Da minha mesa, com o café Cuba na xícara, coado e cítrico, via as pessoas na chamada Pista de Caminhada do parque Campolim. Um jovem casal, ainda muito amorosos um com o outro, quando colocavam seu bordier cole na traseira da sua SUV branca, cheio de carinhos com o cachorro bem tratado também pelo amor que recebia deles, foi surpreendido por uma criança, arrisco a dizer que tenha 12 ou 13 anos, com os cabelos desgrenhados, que talvez nunca tenham sido lavados com shampoo e muito menos recebidos um creme condicionador.
Da minha mesa, dezenas de metros de distância, não sei com quais palavras aquela criança abordou o casal. Muito menos ainda sei as palavras que o casal deu à criança. Tive a impressão que nenhuma. O cachorro latiu insistentemente. O casal se apressou a entrar na SUV. A menina deu uns passos para o lado. A mulher, já sentada, dentro do carro, abaixou a cabeça. O marido ligou o carro. O cachorro latia e latia e latia… O carro saiu.
A menina não se atreveu a atravessar a rua e entrar no lugar onde eu estava, aconchegante numa poltrona almofadada forrada e macia, protegido por uma escada, placas com propaganda dos cafés de diferentes partes do mundo, placas com preços, vegetação em grandes vasos. Apenas quem é da classe social daquele café de pé direito alto e parede de vidro frequenta aquele local. Não era o caso daquela pré-adolescente. Por isso, penso, ela não se atreveu a entrar. Eu assistia ela andar na calçada da Pista de Caminhada de dentro do Delta.
Eu voltei minha atenção ao livro que insisto em não acabar de ler, pois se acabar sentirei falta. É a história de Vicente que deixou para trás a Polônia, casou-se com Rosita, teve 2 filhas e um filho e ao descobrir no parco noticiário de jornais o que os nazistas faziam com os judeus mergulhou num silêncio dolorido, o seu “Gueto Interior”, que dá nome ao título do livro.
Lendo sua história, vendo aquela menina a minha frente, por trás da parede de vidro do café, me lembro da cara de tristeza da minha caçula relatando que na noite de sábado ela havia visto uma criança pedindo na rua, me lembrei do velho que vi debruçado no contêiner de lixo da rua coronel Benedito Pires quando eu atravessava a praça central. Uma cena que me chocou mais pela naturalidade com que os transeuntes conviviam com o velho do que por ele estar fuçando o lixo. Me lembrei dos meninos nos semáforos.
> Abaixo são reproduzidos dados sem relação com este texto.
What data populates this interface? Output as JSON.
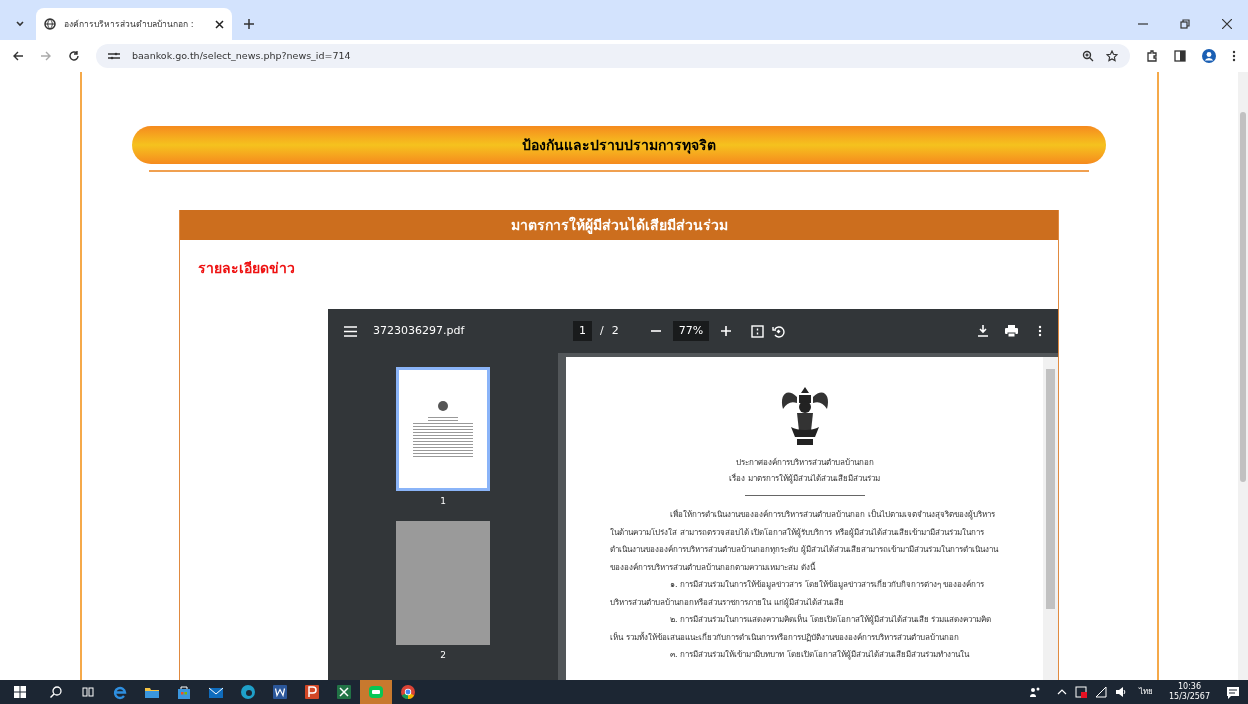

E me vem à cabeça a expressão Fora Bolsonaro, genocida. Genocídio é uma palavra híbrida formada pelo prefixo grego génos, que designa uma grupo de mesma origem, e pelo sufixo latino cidio, derivado do verbo caedere (cair, abater), ou seja, genocida é quem abate pessoas de uma mesma origem. Por esse viés, faz sentido chamar o presidente Bolsonaro de genocida. Ele, como presidente, foi no mínimo desleixado com o seu povo, incentivando que eles se expusessem ao vírus e retardando o quanto pôde a aquisição de vacina.
Churchil disse que os nazistas cometiam um crime sem nome quando matavam os judeus. Genocídio. Holocausto. Hecatombe. Todos esses são nomes que vieram depois do fato. O comando nazista, entre eles, chamava os crimes que cometiam de “solução final”, limpeza de uma gente do ambiente de outra.
A morte da menina que minha filha viu, do velho que eu vi, das crianças nos semáforos, da pré-adolescente que segue do outro lado da rua precisa de um nome. Um nome para esse crime que o Brasil pratica de longa data e que segue sendo praticado por este presidente antivacina que vaticinou à morte mais de 550 mil brasileiros.
O sonho de um pouco de dignidade de milhões de brasileiros não consegue nascer. Esse é o crime que precisa ser nomeado. O algoz dessa gente, o criminoso, precisa ser nomeado. Hoje sabemos apenas quem são suas vítimas. Quero ver quem são seus autores. É preciso nomear este crime para chegar a eles!